Around 190,000 mobile phones are found in the back of London’s taxis every year.
Research by ESET of 300 London taxi drivers found that the average taxi driver finds eight mobile phones in the back of their cab every year, and with 24,000 black cabs in London, this equates to 190,000 devices.
The survey also found that half of the devices found in taxis are completely unlocked, while two-thirds (68 per cent) admitted that they would have a look at the phone if they found it to be unlocked. A quarter admitted that they often hand devices into the police, while only 14 per cent would contact the owner.
Mark James, security specialist at ESET, said: “Our study shows that despite the huge publicity cyber crime receives in the media today, consumers still do not see themselves as a real target. This is naïve and wrong. Cyber criminals are well aware of the fact that our mobiles contain connections to corporate networks and sensitive information and they will take advantage of this.
“Consumers should as an absolute minimum use a password to protect their device in case it is ever lost, however a good security posture would include encryption and a remote wipe facility. While our study has proven just how honest taxi drivers are, sadly not everyone who finds a phone will take the same approach. I imagine the majority of people who find a phone will actually have a look around and see if there is anything of any interest or value to be found.”
Rowenna Fielding, information governance manager at the Alzheimer’s Society, told IT Security Guru that a recent risk assessment highlighted that it doesn’t occur to the average individual that data on phones could be monetised and misused, unless it is pointed out to them.
She said: “Those of us in the business have to think like the ‘bad guys’ in order to protect against them, perhaps sometimes we forget that this is a specific mindset which is not shared by the population at large.
“It may be that some organisations have conducted a cost/benefit analysis and decided that the time, effort and expense of enforcing locking of phones actually outweighs the risk of data loss or exposure from lost or stolen phones. This may have been an acceptable trade-off for older ‘dumbphones’ which have limited data storage, no apps, no enterprise management tools and clunky interfaces, but smartphones introduce a whole new level of risk and any organisation that hasn’t updated their risk assessment to incorporate new technology may be in for a nasty surprise one day.”
In the risk assessment, Rowenna said that she and colleagues were balancing the need to protect information on phones by locking the keypad, against the need for staff to be able to quickly access the lone workers monitoring system, which uses a keypad shortcut to operate.

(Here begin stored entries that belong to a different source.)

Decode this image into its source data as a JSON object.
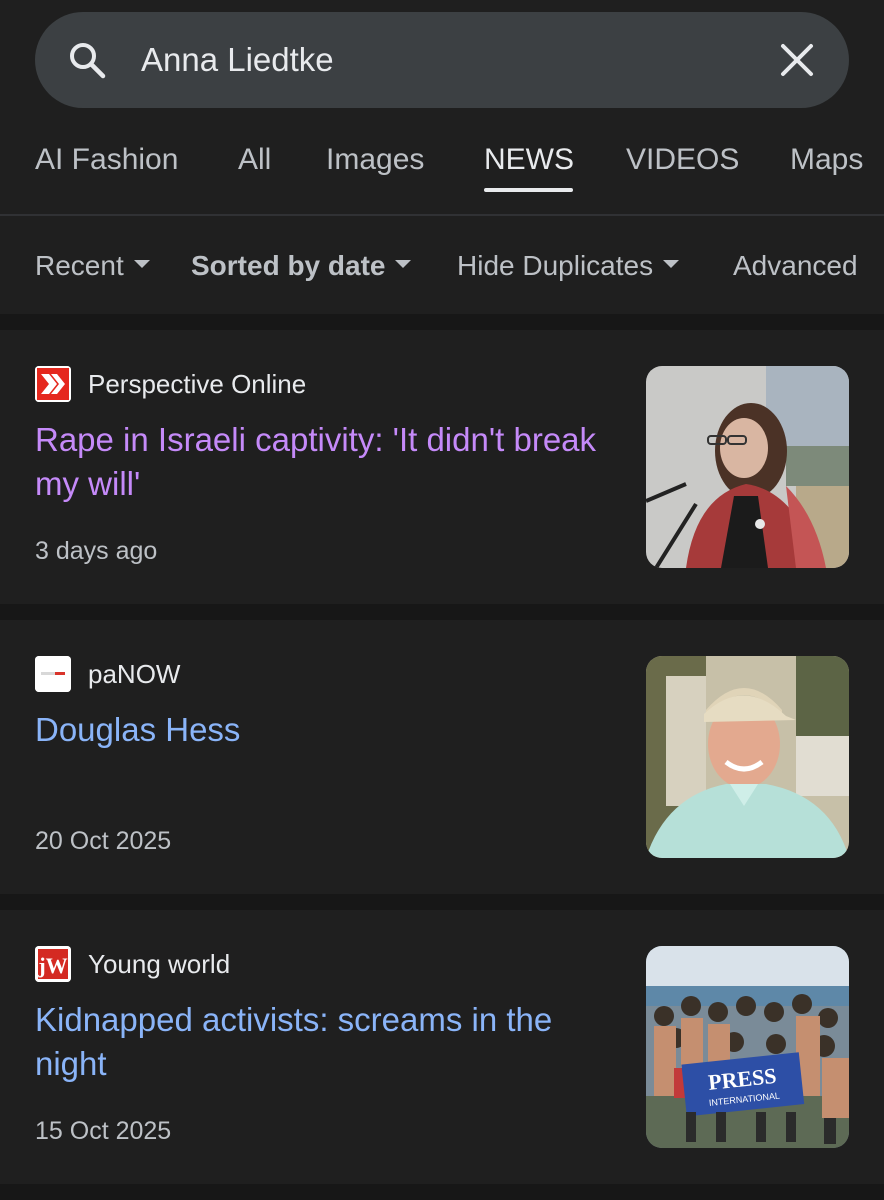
{
  "search": {
    "query": "Anna Liedtke"
  },
  "tabs": [
    {
      "label": "AI Fashion"
    },
    {
      "label": "All"
    },
    {
      "label": "Images"
    },
    {
      "label": "NEWS"
    },
    {
      "label": "VIDEOS"
    },
    {
      "label": "Maps"
    }
  ],
  "filters": [
    {
      "label": "Recent"
    },
    {
      "label": "Sorted by date"
    },
    {
      "label": "Hide Duplicates"
    },
    {
      "label": "Advanced"
    }
  ],
  "results": [
    {
      "source": "Perspective Online",
      "source_icon": "red-chevron-logo",
      "headline": "Rape in Israeli captivity: 'It didn't break my will'",
      "date": "3 days ago",
      "thumbnail": "woman-at-microphone"
    },
    {
      "source": "paNOW",
      "source_icon": "panow-logo",
      "headline": "Douglas Hess",
      "date": "20 Oct 2025",
      "thumbnail": "man-in-cap"
    },
    {
      "source": "Young world",
      "source_icon": "jw-logo",
      "headline": "Kidnapped activists: screams in the night",
      "date": "15 Oct 2025",
      "thumbnail": "group-with-press-banner"
    }
  ],
  "colors": {
    "background": "#1f1f1f",
    "visited_link": "#c58af9",
    "link": "#8ab4f8",
    "search_bar": "#3c4043"
  }
}
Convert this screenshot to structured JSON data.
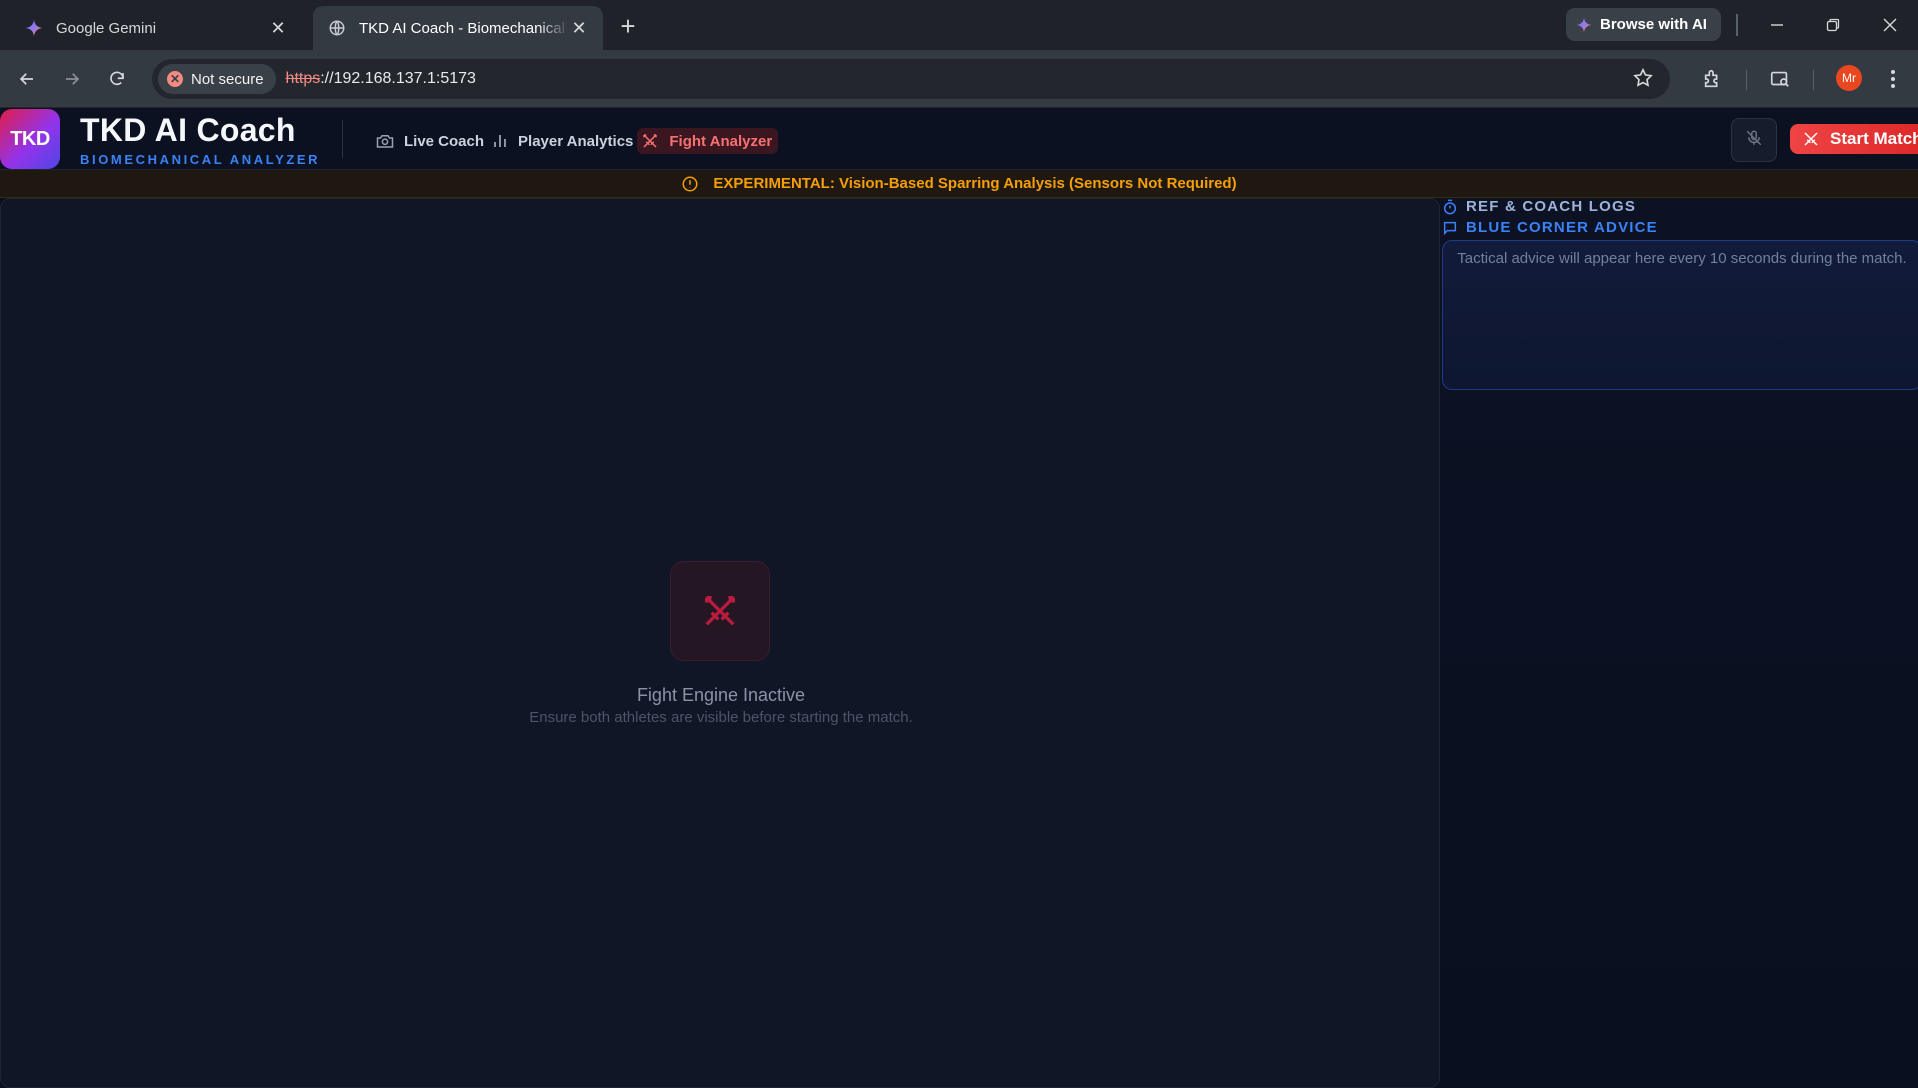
{
  "browser": {
    "tabs": [
      {
        "title": "Google Gemini",
        "active": false,
        "icon": "gemini-spark-icon"
      },
      {
        "title": "TKD AI Coach - Biomechanical Analyzer",
        "active": true,
        "icon": "globe-icon"
      }
    ],
    "browse_ai_label": "Browse with AI",
    "security_label": "Not secure",
    "url_scheme": "https",
    "url_rest": "://192.168.137.1:5173",
    "profile_initials": "Mr"
  },
  "app": {
    "logo_text": "TKD",
    "title": "TKD AI Coach",
    "subtitle": "BIOMECHANICAL ANALYZER",
    "nav": [
      {
        "label": "Live Coach",
        "icon": "camera-icon",
        "active": false
      },
      {
        "label": "Player Analytics",
        "icon": "bar-chart-icon",
        "active": false
      },
      {
        "label": "Fight Analyzer",
        "icon": "crossed-swords-icon",
        "active": true
      }
    ],
    "start_label": "Start Match",
    "banner_text": "EXPERIMENTAL: Vision-Based Sparring Analysis (Sensors Not Required)",
    "engine": {
      "title": "Fight Engine Inactive",
      "subtitle": "Ensure both athletes are visible before starting the match."
    },
    "side": {
      "logs_title": "REF & COACH LOGS",
      "advice_title": "BLUE CORNER ADVICE",
      "advice_placeholder": "Tactical advice will appear here every 10 seconds during the match."
    }
  },
  "colors": {
    "accent_red": "#ef4444",
    "accent_blue": "#3b82f6",
    "warning": "#f59e0b",
    "background": "#0a0f1e"
  }
}
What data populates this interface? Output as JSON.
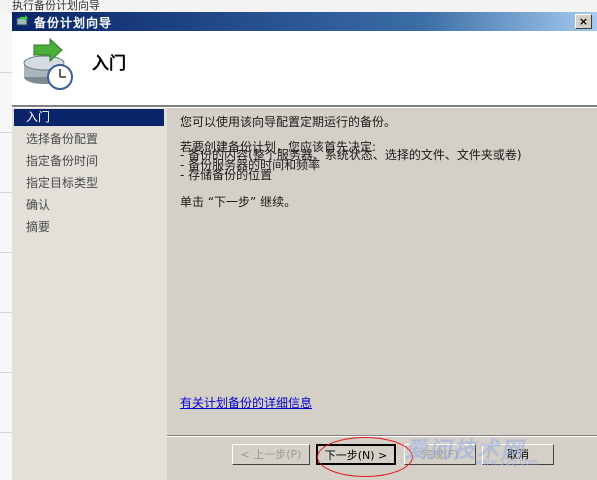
{
  "background": {
    "strip_text": "执行备份计划向导"
  },
  "dialog": {
    "title": "备份计划向导",
    "close_label": "×",
    "header_title": "入门",
    "nav": [
      {
        "label": "入门",
        "active": true
      },
      {
        "label": "选择备份配置",
        "active": false
      },
      {
        "label": "指定备份时间",
        "active": false
      },
      {
        "label": "指定目标类型",
        "active": false
      },
      {
        "label": "确认",
        "active": false
      },
      {
        "label": "摘要",
        "active": false
      }
    ],
    "content": {
      "intro": "您可以使用该向导配置定期运行的备份。",
      "prereq_heading": "若要创建备份计划，您应该首先决定:",
      "bullets": [
        "- 备份的内容(整个服务器、系统状态、选择的文件、文件夹或卷)",
        "- 备份服务器的时间和频率",
        "- 存储备份的位置"
      ],
      "continue_text": "单击 “下一步” 继续。",
      "help_link": "有关计划备份的详细信息"
    },
    "buttons": {
      "prev": "< 上一步(P)",
      "next": "下一步(N) >",
      "finish": "完成(F)",
      "cancel": "取消"
    }
  },
  "watermark": {
    "text": "爱问技术网",
    "url": "www.52tj.com"
  },
  "colors": {
    "title_start": "#0a246a",
    "title_end": "#a6caf0",
    "nav_active": "#0a246a",
    "link": "#0000cc",
    "annotation": "#e01818"
  }
}
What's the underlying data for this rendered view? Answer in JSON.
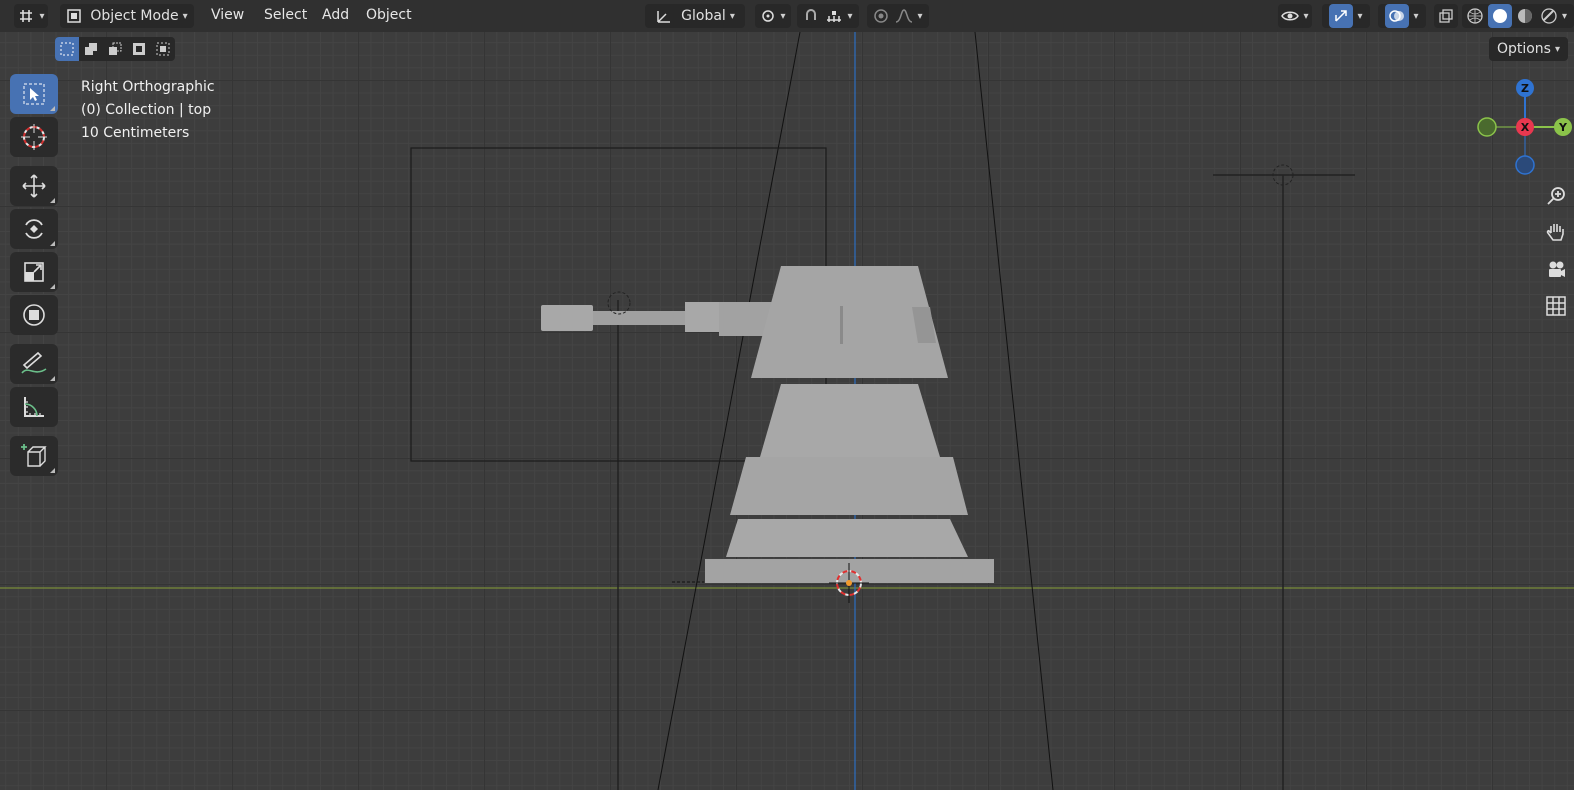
{
  "header": {
    "mode_label": "Object Mode",
    "menus": [
      "View",
      "Select",
      "Add",
      "Object"
    ],
    "transform_orientation": "Global",
    "options_label": "Options"
  },
  "viewport_info": {
    "view_name": "Right Orthographic",
    "collection": "(0) Collection | top",
    "scale": "10 Centimeters"
  },
  "gizmo": {
    "z_label": "Z",
    "x_label": "X",
    "y_label": "Y",
    "colors": {
      "z": "#2f73d1",
      "x": "#e8384f",
      "y": "#8bc34a"
    }
  },
  "toolbar": {
    "tools": [
      "select-box",
      "cursor",
      "move",
      "rotate",
      "scale",
      "transform",
      "annotate",
      "measure",
      "add-cube"
    ],
    "active_tool": "select-box"
  },
  "colors": {
    "accent": "#4772b3",
    "axis_y_line": "#7a8c3a",
    "axis_z_line": "#2c6fc2",
    "model": "#a5a5a5"
  }
}
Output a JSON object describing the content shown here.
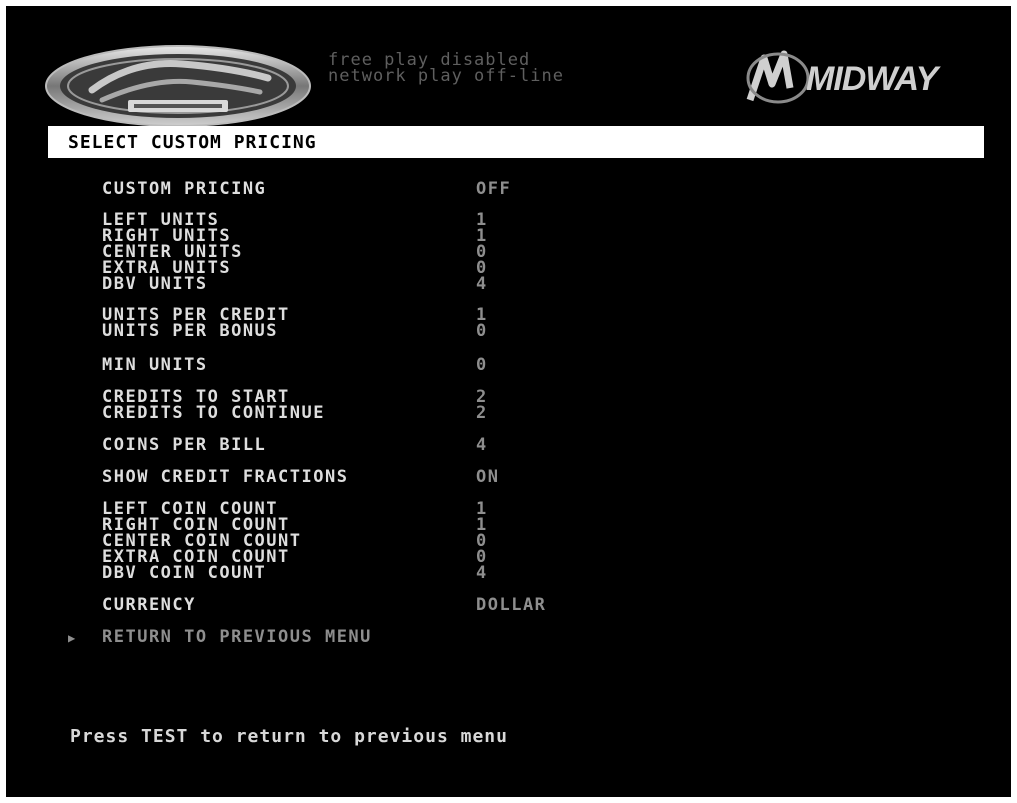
{
  "header": {
    "status_line1": "free play disabled",
    "status_line2": "network play off-line",
    "game_logo_icon": "hydro-thunder-logo",
    "brand_logo_icon": "midway-logo",
    "brand_text": "MIDWAY"
  },
  "title": "SELECT CUSTOM PRICING",
  "menu": {
    "custom_pricing": {
      "label": "CUSTOM PRICING",
      "value": "OFF"
    },
    "left_units": {
      "label": "LEFT UNITS",
      "value": "1"
    },
    "right_units": {
      "label": "RIGHT UNITS",
      "value": "1"
    },
    "center_units": {
      "label": "CENTER UNITS",
      "value": "0"
    },
    "extra_units": {
      "label": "EXTRA UNITS",
      "value": "0"
    },
    "dbv_units": {
      "label": "DBV UNITS",
      "value": "4"
    },
    "units_per_credit": {
      "label": "UNITS PER CREDIT",
      "value": "1"
    },
    "units_per_bonus": {
      "label": "UNITS PER BONUS",
      "value": "0"
    },
    "min_units": {
      "label": "MIN UNITS",
      "value": "0"
    },
    "credits_to_start": {
      "label": "CREDITS TO START",
      "value": "2"
    },
    "credits_to_continue": {
      "label": "CREDITS TO CONTINUE",
      "value": "2"
    },
    "coins_per_bill": {
      "label": "COINS PER BILL",
      "value": "4"
    },
    "show_credit_fractions": {
      "label": "SHOW CREDIT FRACTIONS",
      "value": "ON"
    },
    "left_coin_count": {
      "label": "LEFT COIN COUNT",
      "value": "1"
    },
    "right_coin_count": {
      "label": "RIGHT COIN COUNT",
      "value": "1"
    },
    "center_coin_count": {
      "label": "CENTER COIN COUNT",
      "value": "0"
    },
    "extra_coin_count": {
      "label": "EXTRA COIN COUNT",
      "value": "0"
    },
    "dbv_coin_count": {
      "label": "DBV COIN COUNT",
      "value": "4"
    },
    "currency": {
      "label": "CURRENCY",
      "value": "DOLLAR"
    },
    "return": {
      "label": "RETURN TO PREVIOUS MENU",
      "pointer_icon": "triangle-right-icon"
    }
  },
  "footer": "Press TEST to return to previous menu",
  "colors": {
    "background": "#000000",
    "label": "#dedede",
    "value": "#8e8e8e",
    "title_bar": "#ffffff"
  }
}
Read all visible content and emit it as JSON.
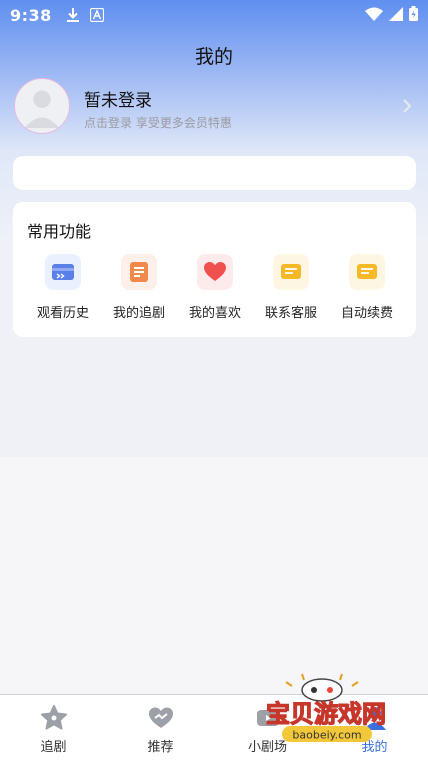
{
  "status_bar": {
    "time": "9:38",
    "icons": [
      "download-icon",
      "a-icon",
      "wifi-icon",
      "signal-icon",
      "battery-icon"
    ]
  },
  "page": {
    "title": "我的"
  },
  "profile": {
    "name": "暂未登录",
    "subtitle": "点击登录 享受更多会员特惠"
  },
  "functions": {
    "title": "常用功能",
    "items": [
      {
        "label": "观看历史",
        "icon": "history-icon"
      },
      {
        "label": "我的追剧",
        "icon": "follow-list-icon"
      },
      {
        "label": "我的喜欢",
        "icon": "heart-icon"
      },
      {
        "label": "联系客服",
        "icon": "message-icon"
      },
      {
        "label": "自动续费",
        "icon": "renew-icon"
      }
    ]
  },
  "bottom_nav": {
    "items": [
      {
        "label": "追剧",
        "icon": "star-icon",
        "active": false
      },
      {
        "label": "推荐",
        "icon": "heart-outline-icon",
        "active": false
      },
      {
        "label": "小剧场",
        "icon": "theater-icon",
        "active": false
      },
      {
        "label": "我的",
        "icon": "user-icon",
        "active": true
      }
    ]
  },
  "watermark": {
    "title": "宝贝游戏网",
    "url": "baobeiy.com"
  },
  "colors": {
    "accent": "#3a6fe0",
    "header_gradient_top": "#5f8ff0",
    "background": "#f6f6f8"
  }
}
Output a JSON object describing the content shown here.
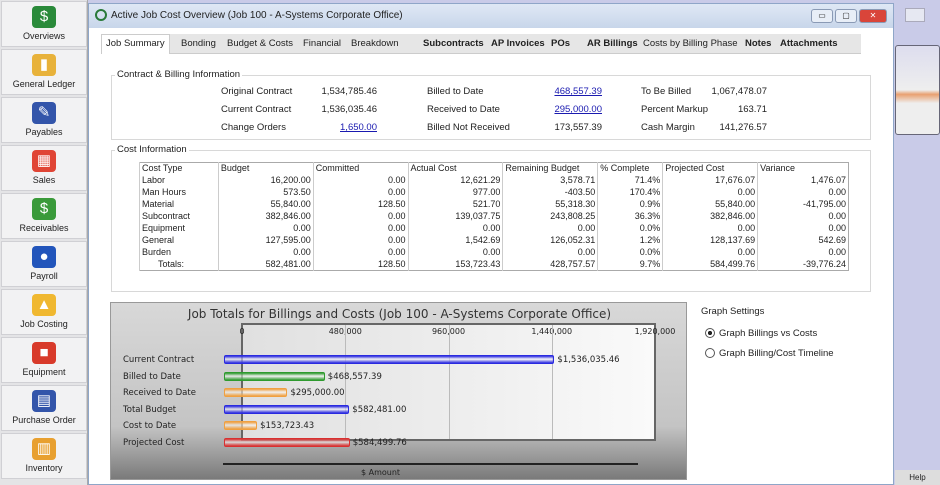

She said: “We came to the conclusion that the phones should have an automatic keyguard lock on a timeout which requires a PIN to unlock: the risk to the organisation and the people we support from exposure of the data on lost or stolen phones was greater than the risk to staff who may need lone working support in a hurry, since locked phones could still be used to call the emergency services if needed. A lot of work involved in securing a small lump of plastic and metal!”
Jon Baines, chair of the National Association of Data Protection Officers (NADPO) said that if these figures are correct, it shows an extraordinarily lax approach to de
vice security by a huge number of people.
“It’s not difficult to implement basic lockdown and encryption measures which would defeat most attempts to access private information on phones,” he said.
“If some of these unlocked devices are used for business purposes, then serious data protection concerns are raised. The law requires companies who handle personal data to have appropriate security measures in place to safeguard the data against loss. Failure to do so exposes those companies to enforcement action. Last year a sole trader was given a £5,000 penalty by the Information Commissioner after an unencrypted laptop was stolen from his car while he was sitting in traffic, and I could easily imagine similar, or larger, penalties being handed to firms who lose unsecure mobile phones.”
Asked if the case was employees not really caring about corporate devices, Fielding said that some organisations deduct the cost of a lost device from the worker’s salary to encourage more care of company mobiles, but that may soak up just as much expense in the effort of administration as the hardware was worth in the first place.
She recommended a layered approach to mitigate the risk from lost devices, including: user communications; policy, police and process; and the use of technology such as mobile device management.
James said: “What people need to start asking themselves is – could any of the data held on my mobile compromise me personally or professionally if it fell into the wrong hands? If the answer is yes, which I expect it will be, then security on your mobile device must be a priority, not an afterthought.”